Die Arbeitsmarktintegration Geflüchteter wird stark durch institutionelle Barrieren beeinträchtigt.2 Geflüchtete haben daher üblicherweise unabhängig vom Bildungsniveau insbesondere kurz nach dem Zuzug niedrigere Erwerbsquoten als andere Einwanderungsgruppen. Gemäß Angaben der IAB-BAMF-SOEP Befragung Geflüchteter3 verfügen die zwischen 2013 und 2018 nach Deutschland gekommenen und ein bis maximal sechs Jahre in Deutschland lebenden Geflüchteten zwar zu 77 Prozent über keine Bildungsabschlüsse. In den Herkunftsländern der Geflüchteten werden Qualifikationen jedoch meist während der Tätigkeiten vermittelt, ohne dafür Abschlüsse zu vergeben.4
Viele waren im Herkunftsland erwerbstätig
Da mehr als 64 Prozent der Geflüchteten vor dem Zuzug erwerbstätig waren, verfügt ein Großteil über Vorbildungen und Fähigkeiten, die auf dem deutschen Arbeitsmarkt gebraucht werden. Die Geflüchteten waren mit 26 Prozent beziehungsweise 24 Prozent zu großen Anteilen in den Berufsbereichen Verkehr, Logistik, Schutz und Sicherheit (Nr. 5 gemäß Klassifikation der Berufe [KldB2010])5 beziehungsweise in Unternehmensorganisation, Buchhaltung, Recht und Verwaltung (Nr. 7) erwerbstätig. Für diese Berufe besteht gemäß Engpassanalyse6 der Bundesagentur für Arbeit von 2023 ein hoher Bedarf an Fach- und Arbeitskräften. Die Stellenbesetzungsdauer betrug in verschiedenen Berufsgruppen des Bereichs Nr. 5 mehr als 200 Tage, gegenüber der durchschnittlichen Vakanzzeit von 149 Tagen. Während im Durchschnitt auf 100 Arbeitsstellen 206 Arbeitslose kamen, waren es in mehreren Berufsgruppen des Bereichs Nr. 7 über 400 Arbeitslose.

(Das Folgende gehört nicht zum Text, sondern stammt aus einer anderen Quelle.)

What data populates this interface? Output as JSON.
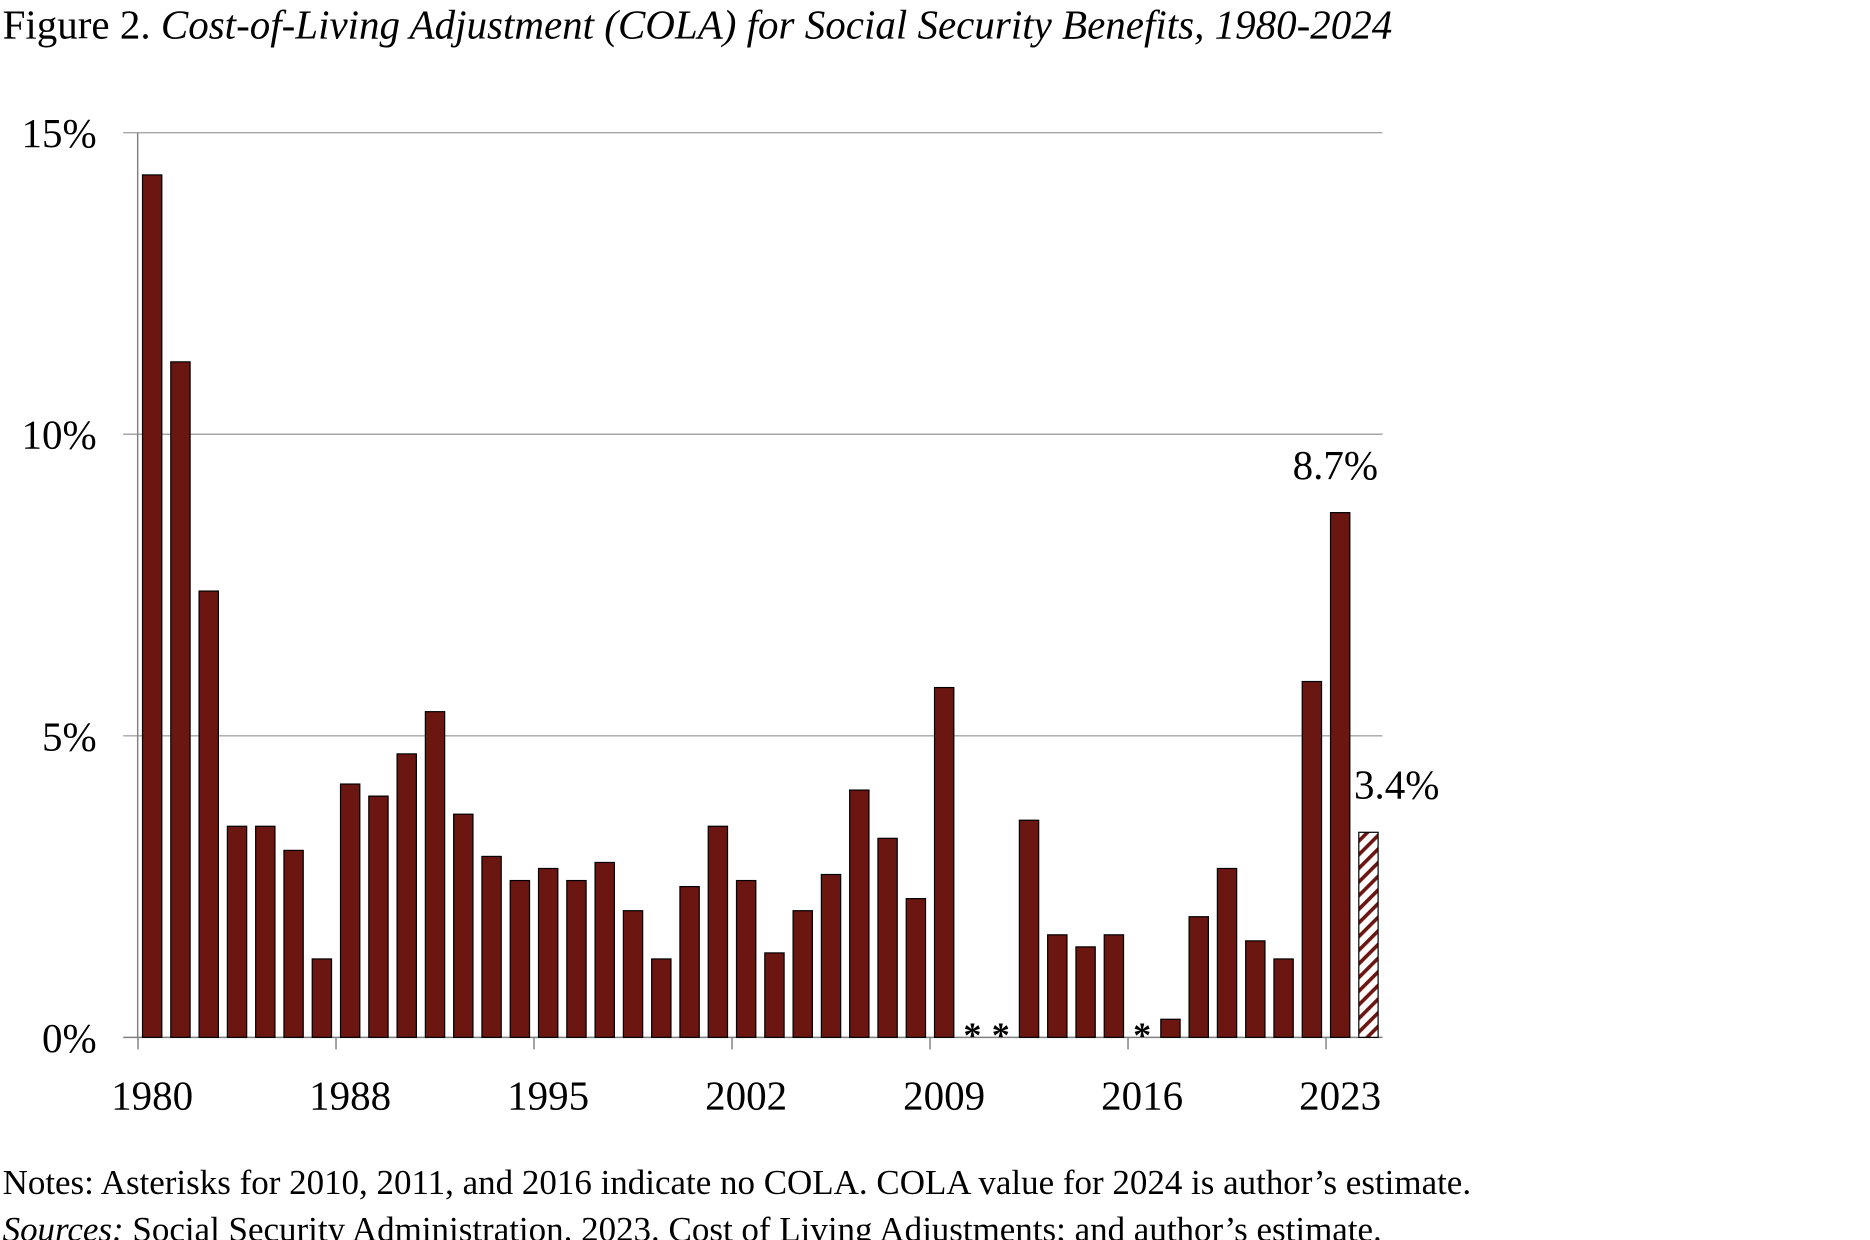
{
  "chart_data": {
    "type": "bar",
    "title_prefix": "Figure 2.",
    "title": "Cost-of-Living Adjustment (COLA) for Social Security Benefits, 1980-2024",
    "categories": [
      1981,
      1982,
      1983,
      1984,
      1985,
      1986,
      1987,
      1988,
      1989,
      1990,
      1991,
      1992,
      1993,
      1994,
      1995,
      1996,
      1997,
      1998,
      1999,
      2000,
      2001,
      2002,
      2003,
      2004,
      2005,
      2006,
      2007,
      2008,
      2009,
      2010,
      2011,
      2012,
      2013,
      2014,
      2015,
      2016,
      2017,
      2018,
      2019,
      2020,
      2021,
      2022,
      2023,
      2024
    ],
    "values": [
      14.3,
      11.2,
      7.4,
      3.5,
      3.5,
      3.1,
      1.3,
      4.2,
      4.0,
      4.7,
      5.4,
      3.7,
      3.0,
      2.6,
      2.8,
      2.6,
      2.9,
      2.1,
      1.3,
      2.5,
      3.5,
      2.6,
      1.4,
      2.1,
      2.7,
      4.1,
      3.3,
      2.3,
      5.8,
      0,
      0,
      3.6,
      1.7,
      1.5,
      1.7,
      0,
      0.3,
      2.0,
      2.8,
      1.6,
      1.3,
      5.9,
      8.7,
      3.4
    ],
    "estimated_category": 2024,
    "no_cola_marker": "*",
    "no_cola_years": [
      2010,
      2011,
      2016
    ],
    "x_tick_labels": [
      "1980",
      "1988",
      "1995",
      "2002",
      "2009",
      "2016",
      "2023"
    ],
    "y_ticks": [
      0,
      5,
      10,
      15
    ],
    "y_tick_labels": [
      "0%",
      "5%",
      "10%",
      "15%"
    ],
    "ylim": [
      0,
      15
    ],
    "grid": true,
    "data_labels": [
      {
        "category": 2023,
        "text": "8.7%"
      },
      {
        "category": 2024,
        "text": "3.4%"
      }
    ],
    "xlabel": "",
    "ylabel": "",
    "colors": {
      "bar": "#6b1610",
      "outline": "#000000",
      "grid": "#a6a6a6"
    }
  },
  "notes": {
    "notes_text": "Notes: Asterisks for 2010, 2011, and 2016 indicate no COLA.  COLA value for 2024 is author’s estimate.",
    "sources_label": "Sources:",
    "sources_text": " Social Security Administration. 2023. Cost of Living Adjustments; and author’s estimate."
  }
}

Die 2022 aus der Ukraine Geflüchteten verfügen gemäß der "IAB-BIB/FreDA-BAMF-SOEP Befragung Geflüchteter"7 zu 17 Prozent über berufliche und zu 71 Prozent über Hochschulabschlüsse. Es existieren jedoch große Unterschiede in den Bildungssystemen. Viele deutsche Ausbildungsberufe werden in der Ukraine an Hochschulen unterrichtet, so dass auch für sie Probleme des Transfers von im Ausland erworbenen Qualifikationen zu hohen Barrieren der Arbeitsmarktintegration führen können. Die Ukrainerinnen und Ukrainer waren zu 85 Prozent vor dem Zuzug erwerbstätig und 17 Prozent beziehungsweise 23 Prozent verfügen über Erfahrungen in den Berufsbereichen kaufmännische Dienstleistungen, Warenhandel, Vertrieb, Hotel und Tourismus (Nr. 6) sowie Unternehmensorganisation, Buchhaltung, Recht und Verwaltung (Nr. 7). Mit zwölf bis 13 Prozent war zudem ein hoher Anteil der Geflüchteten in den Bereichen Rohstoffgewinnung, Produktion und Fertigung (Nr. 2) sowie Gesundheit und Pflege (Nr. 8) tätig. In zwei Berufsgruppen der Rohstoffgewinnung, Produktion und Fertigung kamen auf 100 offene Stellen mehr als 900 Arbeitslose. In der Altenpflege erreichte die durchschnittliche Vakanzzeit im vergangenen Jahr 257 Tage.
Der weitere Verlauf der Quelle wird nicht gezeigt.